THE Federal Government has insisted that the Student Loan Scheme recently approved by President Bola Ahmed Tinubu is designed to provide more access to tertiary education in the country.
President Tinubu had signed the Student Loan Act few days after his assumption of office. The new law elicited divergent reactions from the public, with the Academic Staff Union of Universities (ASUU), kicking that the policy may lead to introduction of high tuition fees in universities.
ASUU president, Professor Emmanuel Osodeke, said, “It is a subtle hike in tuition fees in tertiary institutions. If a student says he cannot afford the fee, he would be referred to go and take the loan.
“We are not talking about how the children of the poor will be able to access it. We know that in Nigeria, things meant for the masses are always hijacked by the rich. After graduation, the children of the rich will get jobs and those of the poor, who may benefit from the scheme, will have no job from which to repay,” he said.
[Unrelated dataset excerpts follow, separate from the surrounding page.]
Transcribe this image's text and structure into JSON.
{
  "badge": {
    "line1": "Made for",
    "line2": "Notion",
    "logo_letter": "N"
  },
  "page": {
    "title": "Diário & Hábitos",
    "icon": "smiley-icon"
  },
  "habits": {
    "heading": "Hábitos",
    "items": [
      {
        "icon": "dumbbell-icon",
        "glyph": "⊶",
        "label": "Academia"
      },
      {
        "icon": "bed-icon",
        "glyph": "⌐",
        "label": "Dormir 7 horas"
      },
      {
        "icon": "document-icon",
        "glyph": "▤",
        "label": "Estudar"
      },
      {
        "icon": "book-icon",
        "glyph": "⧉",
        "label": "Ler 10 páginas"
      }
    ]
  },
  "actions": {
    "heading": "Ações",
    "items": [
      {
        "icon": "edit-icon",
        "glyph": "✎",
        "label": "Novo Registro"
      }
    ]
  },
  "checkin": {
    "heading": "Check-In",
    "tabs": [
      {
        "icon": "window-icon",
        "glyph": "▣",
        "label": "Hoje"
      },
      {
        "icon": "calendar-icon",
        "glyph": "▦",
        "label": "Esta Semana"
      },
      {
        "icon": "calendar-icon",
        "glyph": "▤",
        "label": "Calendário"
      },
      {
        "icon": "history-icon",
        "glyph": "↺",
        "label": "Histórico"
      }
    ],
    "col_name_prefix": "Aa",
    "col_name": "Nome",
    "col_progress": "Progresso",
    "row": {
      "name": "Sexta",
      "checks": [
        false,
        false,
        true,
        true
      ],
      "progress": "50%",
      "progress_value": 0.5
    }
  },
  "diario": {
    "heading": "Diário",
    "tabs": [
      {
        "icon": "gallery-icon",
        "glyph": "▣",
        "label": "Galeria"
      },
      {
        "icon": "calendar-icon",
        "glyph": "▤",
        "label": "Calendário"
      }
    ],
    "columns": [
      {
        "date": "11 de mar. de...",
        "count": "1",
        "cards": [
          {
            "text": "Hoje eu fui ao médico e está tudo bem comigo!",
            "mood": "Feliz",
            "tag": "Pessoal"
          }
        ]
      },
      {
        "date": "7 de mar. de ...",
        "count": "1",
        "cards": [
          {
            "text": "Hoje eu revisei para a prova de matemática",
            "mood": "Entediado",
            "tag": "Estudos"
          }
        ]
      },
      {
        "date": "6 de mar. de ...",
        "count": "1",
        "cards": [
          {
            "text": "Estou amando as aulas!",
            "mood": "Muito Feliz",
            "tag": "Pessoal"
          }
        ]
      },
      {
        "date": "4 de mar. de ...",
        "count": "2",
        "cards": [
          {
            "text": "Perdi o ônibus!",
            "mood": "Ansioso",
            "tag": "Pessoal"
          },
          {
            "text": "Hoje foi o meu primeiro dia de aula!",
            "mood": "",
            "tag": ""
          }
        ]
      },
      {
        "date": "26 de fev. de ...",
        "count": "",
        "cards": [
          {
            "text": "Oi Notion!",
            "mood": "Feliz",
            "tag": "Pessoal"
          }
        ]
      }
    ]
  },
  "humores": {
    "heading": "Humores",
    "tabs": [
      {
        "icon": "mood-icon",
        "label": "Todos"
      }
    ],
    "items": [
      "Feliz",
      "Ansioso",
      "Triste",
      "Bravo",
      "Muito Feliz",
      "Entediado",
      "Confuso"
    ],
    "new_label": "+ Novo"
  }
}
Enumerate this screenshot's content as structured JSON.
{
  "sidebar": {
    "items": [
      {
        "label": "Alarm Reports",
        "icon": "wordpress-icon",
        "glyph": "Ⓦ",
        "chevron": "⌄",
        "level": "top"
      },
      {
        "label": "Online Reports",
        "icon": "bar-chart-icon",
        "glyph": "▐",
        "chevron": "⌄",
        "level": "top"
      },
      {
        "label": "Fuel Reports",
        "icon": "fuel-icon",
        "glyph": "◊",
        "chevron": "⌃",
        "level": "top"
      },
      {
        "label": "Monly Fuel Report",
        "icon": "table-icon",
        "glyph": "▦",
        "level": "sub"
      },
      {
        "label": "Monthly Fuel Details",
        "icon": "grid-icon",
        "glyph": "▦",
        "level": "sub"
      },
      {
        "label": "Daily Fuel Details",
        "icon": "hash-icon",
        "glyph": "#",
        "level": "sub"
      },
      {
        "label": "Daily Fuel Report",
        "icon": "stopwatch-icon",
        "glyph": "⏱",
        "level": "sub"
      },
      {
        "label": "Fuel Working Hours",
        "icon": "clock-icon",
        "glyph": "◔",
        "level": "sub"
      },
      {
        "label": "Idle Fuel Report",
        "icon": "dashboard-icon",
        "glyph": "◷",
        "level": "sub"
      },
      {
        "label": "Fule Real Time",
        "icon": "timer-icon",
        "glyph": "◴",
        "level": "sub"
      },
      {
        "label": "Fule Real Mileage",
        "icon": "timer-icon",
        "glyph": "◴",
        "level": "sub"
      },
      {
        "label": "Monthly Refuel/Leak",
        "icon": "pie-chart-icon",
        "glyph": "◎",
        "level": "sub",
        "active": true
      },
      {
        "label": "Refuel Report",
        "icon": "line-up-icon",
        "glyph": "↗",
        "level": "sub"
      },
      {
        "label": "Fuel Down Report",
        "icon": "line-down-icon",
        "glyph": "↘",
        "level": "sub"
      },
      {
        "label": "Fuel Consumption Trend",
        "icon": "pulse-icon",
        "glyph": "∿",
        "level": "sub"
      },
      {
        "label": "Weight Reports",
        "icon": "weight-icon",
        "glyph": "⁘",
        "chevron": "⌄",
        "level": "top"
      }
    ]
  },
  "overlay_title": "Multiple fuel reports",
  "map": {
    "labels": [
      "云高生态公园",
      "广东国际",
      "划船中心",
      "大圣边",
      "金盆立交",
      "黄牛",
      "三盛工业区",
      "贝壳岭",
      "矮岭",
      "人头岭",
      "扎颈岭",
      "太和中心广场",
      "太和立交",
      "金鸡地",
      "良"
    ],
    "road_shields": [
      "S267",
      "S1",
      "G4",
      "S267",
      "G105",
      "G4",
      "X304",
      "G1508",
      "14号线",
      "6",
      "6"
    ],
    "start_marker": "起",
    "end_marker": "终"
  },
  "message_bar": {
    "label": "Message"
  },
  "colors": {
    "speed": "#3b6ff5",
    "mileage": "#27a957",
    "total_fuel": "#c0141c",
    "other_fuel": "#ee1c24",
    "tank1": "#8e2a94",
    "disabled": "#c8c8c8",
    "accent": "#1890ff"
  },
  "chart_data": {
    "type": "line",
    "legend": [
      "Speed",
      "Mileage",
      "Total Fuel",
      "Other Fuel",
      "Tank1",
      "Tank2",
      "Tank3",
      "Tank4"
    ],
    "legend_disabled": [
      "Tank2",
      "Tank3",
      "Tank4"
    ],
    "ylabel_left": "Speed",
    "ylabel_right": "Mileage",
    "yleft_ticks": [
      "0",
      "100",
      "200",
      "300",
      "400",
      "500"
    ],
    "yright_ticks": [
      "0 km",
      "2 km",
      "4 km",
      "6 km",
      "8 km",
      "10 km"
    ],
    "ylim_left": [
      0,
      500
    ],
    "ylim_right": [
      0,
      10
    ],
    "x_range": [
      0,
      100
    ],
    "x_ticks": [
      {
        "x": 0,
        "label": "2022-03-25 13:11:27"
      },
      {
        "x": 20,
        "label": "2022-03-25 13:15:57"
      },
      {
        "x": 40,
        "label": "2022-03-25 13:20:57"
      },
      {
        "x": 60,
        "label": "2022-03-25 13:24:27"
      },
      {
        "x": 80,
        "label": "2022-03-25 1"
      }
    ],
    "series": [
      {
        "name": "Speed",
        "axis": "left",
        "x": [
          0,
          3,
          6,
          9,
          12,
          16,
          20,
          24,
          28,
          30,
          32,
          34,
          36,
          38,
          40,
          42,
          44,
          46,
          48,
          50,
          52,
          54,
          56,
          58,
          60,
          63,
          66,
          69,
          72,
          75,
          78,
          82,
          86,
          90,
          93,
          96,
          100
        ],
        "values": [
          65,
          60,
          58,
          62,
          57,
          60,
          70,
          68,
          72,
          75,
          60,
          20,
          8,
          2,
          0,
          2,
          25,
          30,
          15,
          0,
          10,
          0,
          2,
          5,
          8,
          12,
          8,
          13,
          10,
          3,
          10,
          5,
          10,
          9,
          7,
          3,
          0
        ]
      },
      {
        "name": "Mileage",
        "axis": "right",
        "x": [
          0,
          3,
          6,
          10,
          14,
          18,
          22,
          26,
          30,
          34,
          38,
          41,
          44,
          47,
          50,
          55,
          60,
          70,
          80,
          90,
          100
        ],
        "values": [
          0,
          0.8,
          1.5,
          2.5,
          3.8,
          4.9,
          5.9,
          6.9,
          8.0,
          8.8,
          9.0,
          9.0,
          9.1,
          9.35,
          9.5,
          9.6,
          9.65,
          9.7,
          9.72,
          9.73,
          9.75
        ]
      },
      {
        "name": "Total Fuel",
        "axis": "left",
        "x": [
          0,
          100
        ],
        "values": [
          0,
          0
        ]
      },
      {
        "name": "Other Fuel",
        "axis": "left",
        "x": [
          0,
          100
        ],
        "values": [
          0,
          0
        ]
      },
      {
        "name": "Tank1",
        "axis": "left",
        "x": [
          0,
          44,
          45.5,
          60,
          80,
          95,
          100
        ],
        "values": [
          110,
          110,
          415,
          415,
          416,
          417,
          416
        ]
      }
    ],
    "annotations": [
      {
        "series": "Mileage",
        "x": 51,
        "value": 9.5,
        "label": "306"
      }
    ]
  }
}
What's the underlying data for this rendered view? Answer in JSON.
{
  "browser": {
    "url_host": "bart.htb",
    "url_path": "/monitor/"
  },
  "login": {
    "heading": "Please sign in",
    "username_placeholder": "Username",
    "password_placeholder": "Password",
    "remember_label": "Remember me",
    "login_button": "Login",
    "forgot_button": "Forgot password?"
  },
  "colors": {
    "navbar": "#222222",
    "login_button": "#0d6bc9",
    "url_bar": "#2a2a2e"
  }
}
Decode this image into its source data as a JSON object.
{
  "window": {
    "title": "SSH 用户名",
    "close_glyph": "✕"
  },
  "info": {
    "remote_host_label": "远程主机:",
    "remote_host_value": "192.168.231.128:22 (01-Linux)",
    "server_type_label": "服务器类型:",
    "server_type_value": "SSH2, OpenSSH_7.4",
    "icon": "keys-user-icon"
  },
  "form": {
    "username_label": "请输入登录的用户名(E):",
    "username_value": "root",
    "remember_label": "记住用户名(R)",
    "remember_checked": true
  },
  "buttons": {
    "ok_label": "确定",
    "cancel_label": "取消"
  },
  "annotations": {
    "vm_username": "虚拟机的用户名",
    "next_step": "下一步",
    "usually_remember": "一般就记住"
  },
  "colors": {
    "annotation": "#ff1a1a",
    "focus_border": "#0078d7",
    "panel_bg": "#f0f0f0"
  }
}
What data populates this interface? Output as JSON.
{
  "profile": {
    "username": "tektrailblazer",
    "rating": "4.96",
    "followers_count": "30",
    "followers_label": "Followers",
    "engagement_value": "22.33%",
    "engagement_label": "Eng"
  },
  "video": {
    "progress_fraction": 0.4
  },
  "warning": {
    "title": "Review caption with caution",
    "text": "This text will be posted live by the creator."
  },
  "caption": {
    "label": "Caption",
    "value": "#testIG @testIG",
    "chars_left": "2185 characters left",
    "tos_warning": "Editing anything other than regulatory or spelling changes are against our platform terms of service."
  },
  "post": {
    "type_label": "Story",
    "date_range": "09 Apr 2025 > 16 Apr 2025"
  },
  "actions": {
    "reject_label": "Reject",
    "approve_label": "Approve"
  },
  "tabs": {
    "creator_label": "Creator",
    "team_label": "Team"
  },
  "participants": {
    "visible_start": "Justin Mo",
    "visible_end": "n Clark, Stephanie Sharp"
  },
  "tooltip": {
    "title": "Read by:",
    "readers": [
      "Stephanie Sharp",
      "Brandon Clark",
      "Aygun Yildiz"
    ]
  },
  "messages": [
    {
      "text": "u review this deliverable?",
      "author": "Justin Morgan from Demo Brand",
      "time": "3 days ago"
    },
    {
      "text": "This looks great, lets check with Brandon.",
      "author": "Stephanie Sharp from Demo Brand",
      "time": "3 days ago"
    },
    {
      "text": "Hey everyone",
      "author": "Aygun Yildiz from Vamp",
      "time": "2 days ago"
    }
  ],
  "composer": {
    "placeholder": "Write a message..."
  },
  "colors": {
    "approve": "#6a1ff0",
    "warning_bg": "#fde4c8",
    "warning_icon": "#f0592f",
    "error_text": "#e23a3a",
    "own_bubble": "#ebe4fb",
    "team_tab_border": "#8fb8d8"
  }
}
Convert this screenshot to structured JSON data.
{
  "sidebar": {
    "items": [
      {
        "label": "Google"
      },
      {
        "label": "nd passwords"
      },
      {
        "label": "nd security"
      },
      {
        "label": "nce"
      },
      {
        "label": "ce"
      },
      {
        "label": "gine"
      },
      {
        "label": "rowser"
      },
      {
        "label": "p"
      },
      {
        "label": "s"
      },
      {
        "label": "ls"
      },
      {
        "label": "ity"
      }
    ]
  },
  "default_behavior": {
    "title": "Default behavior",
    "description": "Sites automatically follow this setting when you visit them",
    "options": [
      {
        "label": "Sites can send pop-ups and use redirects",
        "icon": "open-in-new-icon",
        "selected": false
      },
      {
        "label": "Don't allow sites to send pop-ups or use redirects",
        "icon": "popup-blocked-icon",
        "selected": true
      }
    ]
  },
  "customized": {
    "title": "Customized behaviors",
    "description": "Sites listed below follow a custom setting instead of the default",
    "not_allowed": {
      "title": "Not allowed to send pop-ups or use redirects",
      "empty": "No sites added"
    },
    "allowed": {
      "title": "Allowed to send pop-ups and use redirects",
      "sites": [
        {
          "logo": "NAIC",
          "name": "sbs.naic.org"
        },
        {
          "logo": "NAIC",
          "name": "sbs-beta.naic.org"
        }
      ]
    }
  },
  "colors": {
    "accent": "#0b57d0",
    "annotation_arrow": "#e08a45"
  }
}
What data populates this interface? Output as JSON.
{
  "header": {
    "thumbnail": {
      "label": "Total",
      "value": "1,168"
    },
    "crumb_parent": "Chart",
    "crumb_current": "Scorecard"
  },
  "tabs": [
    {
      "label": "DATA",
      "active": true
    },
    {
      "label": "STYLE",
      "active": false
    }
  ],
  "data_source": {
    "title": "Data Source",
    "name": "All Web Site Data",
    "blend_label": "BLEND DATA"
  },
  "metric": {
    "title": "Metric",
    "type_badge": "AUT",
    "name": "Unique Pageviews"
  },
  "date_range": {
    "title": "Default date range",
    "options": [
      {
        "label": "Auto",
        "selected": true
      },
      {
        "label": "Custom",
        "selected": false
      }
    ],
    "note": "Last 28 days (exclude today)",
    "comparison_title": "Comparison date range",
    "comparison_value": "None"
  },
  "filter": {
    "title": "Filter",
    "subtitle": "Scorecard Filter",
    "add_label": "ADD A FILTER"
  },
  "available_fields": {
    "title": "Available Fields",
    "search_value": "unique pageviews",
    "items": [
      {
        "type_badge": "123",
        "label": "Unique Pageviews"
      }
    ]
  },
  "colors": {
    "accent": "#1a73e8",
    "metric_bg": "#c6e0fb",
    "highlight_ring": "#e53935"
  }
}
The former Speaker of the House of Representatives, Rt Hon. Femi Gbajabiamila, who is now the Chief of Staff to the president, the sponsor of the Student Loan Bill, had however noted that the student loan scheme was one of the best ways to solve the problem of funding education in Nigeria.
Speaking in the same vein, the executive secretary of the Tertiary Education Trust Fund (TETFund), Arc. Sonny Echono, in an interview in Abuja, said the rationale behind the reintroduction of the students’ loan scheme was to ensure that access to tertiary education is expanded.
He revealed that some commercial banks are currently granting loans to students, including those studying abroad at very high interest rates and short duration for repayment.
According to him, tertiary education is expensive and there is no way only the government can provide free higher education to every citizen.
The TETFund boss who insisted that the provision of quality education is expensive, coupled with the increasing demands for higher wages by the workers in the system stressed that in other climes, where they are reputed for delivering quality education, funding of education is taken as a collective responsibility.
He said: “Finland, where quality education is taken as a collective responsibility, has one of the highest tax rates in the world; it takes 37 percent of your income. Everyone is made to contribute to the education of a child.
“In the US, for example, former president, Barack Obama went to one of the best schools through the student loan and it was while he was a Senator and wrote some books that he was able to defray the cost of his student loan. Likewise, the current president, Joe Biden is trying to provide some kind of relief for students who had taken loans.
“Yes, there are challenges around it, we need to acknowledge that but it is a desirable thing to do,” he said.
On what happens if a student graduates and are not employed immediately, Echono, acknowledged that the situation in Nigeria is slightly different from other developed nations where it is easier to get jobs or activate economic activities upon graduation to keep oneself employed. However, he clarified that “of course, you can only pay when you get a job.”
He added that there are some other details that the government needs to work on, especially on who manages the loan scheme; how much at a time could be drawn and what are the mechanisms in place to ensure that the money is judiciously and prudently utilised.
“There is no doubt about it, we need to make it possible for the indigent to access loans that are not exorbitant. We have student loans already; most people don’t know that there are three Nigerian banks that are already giving loans to students, including those studying abroad. However, the problem with these loans is that they are of very high interest rate and short duration,” he noted.”
He further explained that what was being proposed by the Federal Government was of longer duration, so that people can pay without feeling the impact and that the rate would not be too high.
Echono said that “by the time it is implemented, the government would be able to complement it with an educational bank. According to him, education banks should be able to give out loans to students at lower interest rates.